Le Résultat du Référendum
Le résultat du référendum a été une victoire écrasante pour les partisans du droit à l'avortement. Le "oui" à l'abrogation du 8e amendement a remporté plus de 66 % des voix, marquant un changement profond dans la société irlandaise.
Conséquences du Référendum
L'abrogation du 8e amendement a ouvert la voie à la légalisation de l'avortement en Irlande. Une nouvelle loi a été adoptée, autorisant l'avortement jusqu'à 12 semaines de grossesse, et dans certaines circonstances exceptionnelles, telles que le danger pour la vie ou la santé de la mère, ou en cas d'anomalie fœtale grave.

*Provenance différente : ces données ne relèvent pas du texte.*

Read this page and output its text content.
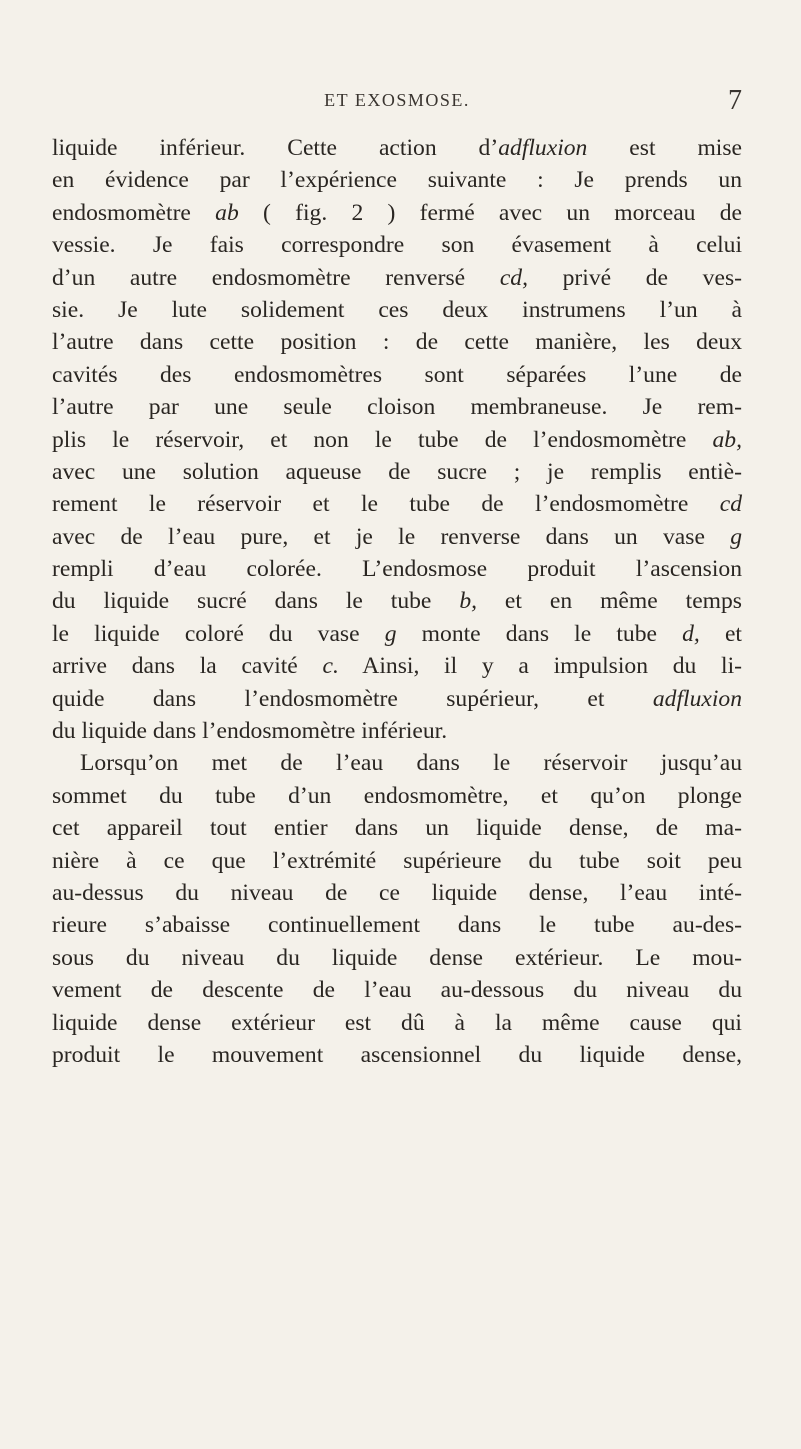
ET EXOSMOSE.	7
liquide inférieur. Cette action d’adfluxion est mise
en évidence par l’expérience suivante : Je prends un
endosmomètre ab ( fig. 2 ) fermé avec un morceau de
vessie. Je fais correspondre son évasement à celui
d’un autre endosmomètre renversé cd, privé de ves-
sie. Je lute solidement ces deux instrumens l’un à
l’autre dans cette position : de cette manière, les deux
cavités des endosmomètres sont séparées l’une de
l’autre par une seule cloison membraneuse. Je rem-
plis le réservoir, et non le tube de l’endosmomètre ab,
avec une solution aqueuse de sucre ; je remplis entiè-
rement le réservoir et le tube de l’endosmomètre cd
avec de l’eau pure, et je le renverse dans un vase g
rempli d’eau colorée. L’endosmose produit l’ascension
du liquide sucré dans le tube b, et en même temps
le liquide coloré du vase g monte dans le tube d, et
arrive dans la cavité c. Ainsi, il y a impulsion du li-
quide dans l’endosmomètre supérieur, et adfluxion
du liquide dans l’endosmomètre inférieur.
Lorsqu’on met de l’eau dans le réservoir jusqu’au
sommet du tube d’un endosmomètre, et qu’on plonge
cet appareil tout entier dans un liquide dense, de ma-
nière à ce que l’extrémité supérieure du tube soit peu
au-dessus du niveau de ce liquide dense, l’eau inté-
rieure s’abaisse continuellement dans le tube au-des-
sous du niveau du liquide dense extérieur. Le mou-
vement de descente de l’eau au-dessous du niveau du
liquide dense extérieur est dû à la même cause qui
produit le mouvement ascensionnel du liquide dense,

L'Art et l'Expression du Changement
Après le référendum, la fresque du street artist Aches à Dublin a été transformée en chapelle ardente par les partisans de ce changement. Cette image symbolique témoigne de l'émotion et de l'espoir suscités par la victoire du "oui".
Défis et Perspectives d'Avenir
Malgré la légalisation de l'avortement, des défis subsistent en Irlande. L'accès aux services d'avortement peut varier selon les régions, et certaines personnes peuvent encore faire face à la stigmatisation et à la discrimination.
L'Affaire d'une Jeune Femme Violée
Un cas récent a mis en lumière les limites de la nouvelle loi. Une jeune femme, enceinte après un viol, s'est vu refuser une IVG et a été contrainte de donner naissance à un enfant après 25 semaines de grossesse. Cette affaire a ravivé le débat sur l'interruption volontaire de grossesse dans le pays et a souligné la nécessité d'améliorer l'accès aux services d'avortement et de garantir le respect des droits des femmes.